Indeed, supplies did continue to decline through the spring—following typical seasonal norms. Since the low in February, natural gas prices have rallied more than 20%. Kudos to all who sold the puts.
But with May here and summer around the corner, prices will now be subject to the reverse of that seasonal pattern. This will present opportunities for option writers on the other side of this market.
Seasonal fundamentals reverse in May
After winter ends, distributors begin what is known as “injection season.” This means they begin adding or “injecting” supplies back into storage. Thus natural gas supplies often begin to build again as the milder weather of May finally arrives.
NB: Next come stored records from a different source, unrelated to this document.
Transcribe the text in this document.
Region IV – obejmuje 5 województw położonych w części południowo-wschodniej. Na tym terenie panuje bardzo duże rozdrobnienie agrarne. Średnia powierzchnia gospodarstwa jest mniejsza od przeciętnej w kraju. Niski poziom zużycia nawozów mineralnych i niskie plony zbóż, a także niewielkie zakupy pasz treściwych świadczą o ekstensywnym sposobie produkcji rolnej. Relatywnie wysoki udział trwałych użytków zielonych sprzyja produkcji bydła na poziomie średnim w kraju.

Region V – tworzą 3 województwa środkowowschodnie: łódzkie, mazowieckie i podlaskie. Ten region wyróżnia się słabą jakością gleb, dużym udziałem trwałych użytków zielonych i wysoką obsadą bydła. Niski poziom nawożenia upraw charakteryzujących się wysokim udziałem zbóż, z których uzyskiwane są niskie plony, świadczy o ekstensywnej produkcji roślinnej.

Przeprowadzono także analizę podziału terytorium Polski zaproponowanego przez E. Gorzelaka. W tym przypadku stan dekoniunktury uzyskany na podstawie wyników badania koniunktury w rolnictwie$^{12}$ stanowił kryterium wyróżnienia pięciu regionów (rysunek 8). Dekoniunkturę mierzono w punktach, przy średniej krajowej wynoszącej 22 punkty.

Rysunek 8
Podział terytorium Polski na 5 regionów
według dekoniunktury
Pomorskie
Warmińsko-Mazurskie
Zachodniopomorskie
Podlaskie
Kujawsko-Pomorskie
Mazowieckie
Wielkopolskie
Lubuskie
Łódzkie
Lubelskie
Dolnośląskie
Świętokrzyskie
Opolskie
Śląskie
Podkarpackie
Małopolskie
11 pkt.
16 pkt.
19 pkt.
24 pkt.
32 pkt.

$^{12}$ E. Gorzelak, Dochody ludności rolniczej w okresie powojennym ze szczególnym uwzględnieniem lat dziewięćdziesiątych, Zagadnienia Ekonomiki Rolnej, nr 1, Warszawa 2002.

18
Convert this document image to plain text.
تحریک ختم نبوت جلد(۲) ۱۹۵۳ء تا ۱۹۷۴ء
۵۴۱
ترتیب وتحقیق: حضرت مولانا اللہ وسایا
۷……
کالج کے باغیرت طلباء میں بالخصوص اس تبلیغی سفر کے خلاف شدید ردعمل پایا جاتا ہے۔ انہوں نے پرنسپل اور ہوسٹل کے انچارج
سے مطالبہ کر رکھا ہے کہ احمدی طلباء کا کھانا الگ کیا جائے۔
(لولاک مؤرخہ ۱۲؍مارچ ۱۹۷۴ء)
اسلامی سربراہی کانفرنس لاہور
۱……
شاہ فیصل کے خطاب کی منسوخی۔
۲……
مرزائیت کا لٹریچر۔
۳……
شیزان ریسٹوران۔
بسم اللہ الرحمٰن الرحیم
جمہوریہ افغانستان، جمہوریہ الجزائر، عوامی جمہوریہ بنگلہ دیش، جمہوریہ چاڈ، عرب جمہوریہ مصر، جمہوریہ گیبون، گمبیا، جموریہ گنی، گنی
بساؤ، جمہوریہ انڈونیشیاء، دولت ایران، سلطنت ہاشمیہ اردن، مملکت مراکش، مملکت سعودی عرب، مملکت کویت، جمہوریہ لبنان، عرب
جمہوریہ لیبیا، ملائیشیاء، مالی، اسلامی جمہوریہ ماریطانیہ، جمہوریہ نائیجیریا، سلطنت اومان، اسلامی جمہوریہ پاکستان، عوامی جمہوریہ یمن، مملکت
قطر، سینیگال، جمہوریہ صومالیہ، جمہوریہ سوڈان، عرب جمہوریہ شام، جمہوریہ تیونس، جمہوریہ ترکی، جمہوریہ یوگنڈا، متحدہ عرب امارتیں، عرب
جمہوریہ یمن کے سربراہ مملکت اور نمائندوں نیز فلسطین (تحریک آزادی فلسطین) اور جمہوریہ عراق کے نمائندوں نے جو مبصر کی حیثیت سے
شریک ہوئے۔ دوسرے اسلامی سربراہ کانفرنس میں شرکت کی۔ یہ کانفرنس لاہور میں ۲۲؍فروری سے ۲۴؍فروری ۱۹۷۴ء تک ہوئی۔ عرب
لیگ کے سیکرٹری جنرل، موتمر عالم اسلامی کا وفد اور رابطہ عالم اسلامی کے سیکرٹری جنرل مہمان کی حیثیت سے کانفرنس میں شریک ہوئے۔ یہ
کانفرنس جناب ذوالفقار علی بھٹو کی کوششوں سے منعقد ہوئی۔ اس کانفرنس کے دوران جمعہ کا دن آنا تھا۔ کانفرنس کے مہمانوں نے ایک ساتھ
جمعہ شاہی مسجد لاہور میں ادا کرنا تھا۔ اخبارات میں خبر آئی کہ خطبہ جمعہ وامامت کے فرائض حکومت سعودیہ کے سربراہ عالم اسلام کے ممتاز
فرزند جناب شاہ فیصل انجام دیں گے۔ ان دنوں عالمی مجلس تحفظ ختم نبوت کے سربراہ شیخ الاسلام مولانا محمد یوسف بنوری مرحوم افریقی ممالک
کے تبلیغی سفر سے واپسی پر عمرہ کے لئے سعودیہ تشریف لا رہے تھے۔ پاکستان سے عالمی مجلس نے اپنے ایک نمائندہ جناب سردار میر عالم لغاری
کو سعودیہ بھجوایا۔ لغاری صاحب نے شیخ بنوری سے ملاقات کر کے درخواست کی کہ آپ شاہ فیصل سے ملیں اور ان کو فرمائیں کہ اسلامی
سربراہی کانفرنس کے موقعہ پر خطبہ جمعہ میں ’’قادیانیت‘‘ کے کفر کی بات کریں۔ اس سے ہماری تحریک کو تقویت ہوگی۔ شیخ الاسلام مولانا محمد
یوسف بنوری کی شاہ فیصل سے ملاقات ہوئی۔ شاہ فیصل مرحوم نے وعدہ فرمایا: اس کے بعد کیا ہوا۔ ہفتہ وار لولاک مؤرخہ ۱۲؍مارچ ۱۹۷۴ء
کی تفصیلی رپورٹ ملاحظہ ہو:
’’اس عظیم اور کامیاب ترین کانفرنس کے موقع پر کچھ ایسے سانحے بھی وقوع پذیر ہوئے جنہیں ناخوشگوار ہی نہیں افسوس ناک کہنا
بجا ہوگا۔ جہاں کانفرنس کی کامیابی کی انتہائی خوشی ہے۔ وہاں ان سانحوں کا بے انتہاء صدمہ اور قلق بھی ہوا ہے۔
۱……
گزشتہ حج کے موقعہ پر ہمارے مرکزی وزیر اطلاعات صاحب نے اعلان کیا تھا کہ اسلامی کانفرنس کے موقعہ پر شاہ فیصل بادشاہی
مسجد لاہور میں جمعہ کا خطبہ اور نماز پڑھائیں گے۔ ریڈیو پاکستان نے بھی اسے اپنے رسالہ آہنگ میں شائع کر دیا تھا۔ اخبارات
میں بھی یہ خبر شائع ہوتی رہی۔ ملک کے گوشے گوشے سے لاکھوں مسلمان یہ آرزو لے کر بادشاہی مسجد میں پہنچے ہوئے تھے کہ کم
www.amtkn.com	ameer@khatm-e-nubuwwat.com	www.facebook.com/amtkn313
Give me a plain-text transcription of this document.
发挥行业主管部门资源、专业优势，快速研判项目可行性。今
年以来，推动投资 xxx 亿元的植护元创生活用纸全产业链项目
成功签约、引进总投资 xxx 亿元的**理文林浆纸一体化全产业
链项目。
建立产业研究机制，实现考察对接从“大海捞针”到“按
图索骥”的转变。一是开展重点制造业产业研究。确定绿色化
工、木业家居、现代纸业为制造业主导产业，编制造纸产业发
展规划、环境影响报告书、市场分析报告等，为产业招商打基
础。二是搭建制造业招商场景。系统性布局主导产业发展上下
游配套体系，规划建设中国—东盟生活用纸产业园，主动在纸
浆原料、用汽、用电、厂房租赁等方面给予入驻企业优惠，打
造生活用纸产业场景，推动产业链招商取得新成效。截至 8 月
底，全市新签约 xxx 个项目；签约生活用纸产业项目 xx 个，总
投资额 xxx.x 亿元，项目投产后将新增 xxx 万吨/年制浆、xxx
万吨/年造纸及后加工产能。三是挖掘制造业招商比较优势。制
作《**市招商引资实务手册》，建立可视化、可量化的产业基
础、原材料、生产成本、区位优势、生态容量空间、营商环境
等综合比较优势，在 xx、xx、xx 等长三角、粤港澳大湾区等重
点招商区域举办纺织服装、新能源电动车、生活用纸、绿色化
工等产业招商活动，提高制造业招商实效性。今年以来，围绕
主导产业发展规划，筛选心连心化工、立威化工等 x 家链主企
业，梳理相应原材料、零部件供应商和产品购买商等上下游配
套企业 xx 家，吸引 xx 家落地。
The result has historically often been a seasonal price decline into the summer months. Why? Economics 101: As supplies begin to rise, prices tend to fall. This tendency is illustrated clearly in the seasonal chart below:
Natural gas prices have historically tended to decline into summer as inventories once again begin to build. (*This chart represents averages only. Past performance is not indicative of future results.)
2017 Natural Gas Fundamentals
At the time of this writing, supplies of natural gas stand at 2.061 trillion cubic feet (tcf). While this is still 16.8% below last year at this time, it remains 14.6% above the five-year average. As supply levels appear to be following closely with seasonal norms, the premium sniper has every reason to expect supplies to begin building again this month, and thus corresponding price weakness into summer.
Historically, natural gas supplies have tended to start building in May, often pressuring prices. This year’s supply draws appear to be following seasonal norms.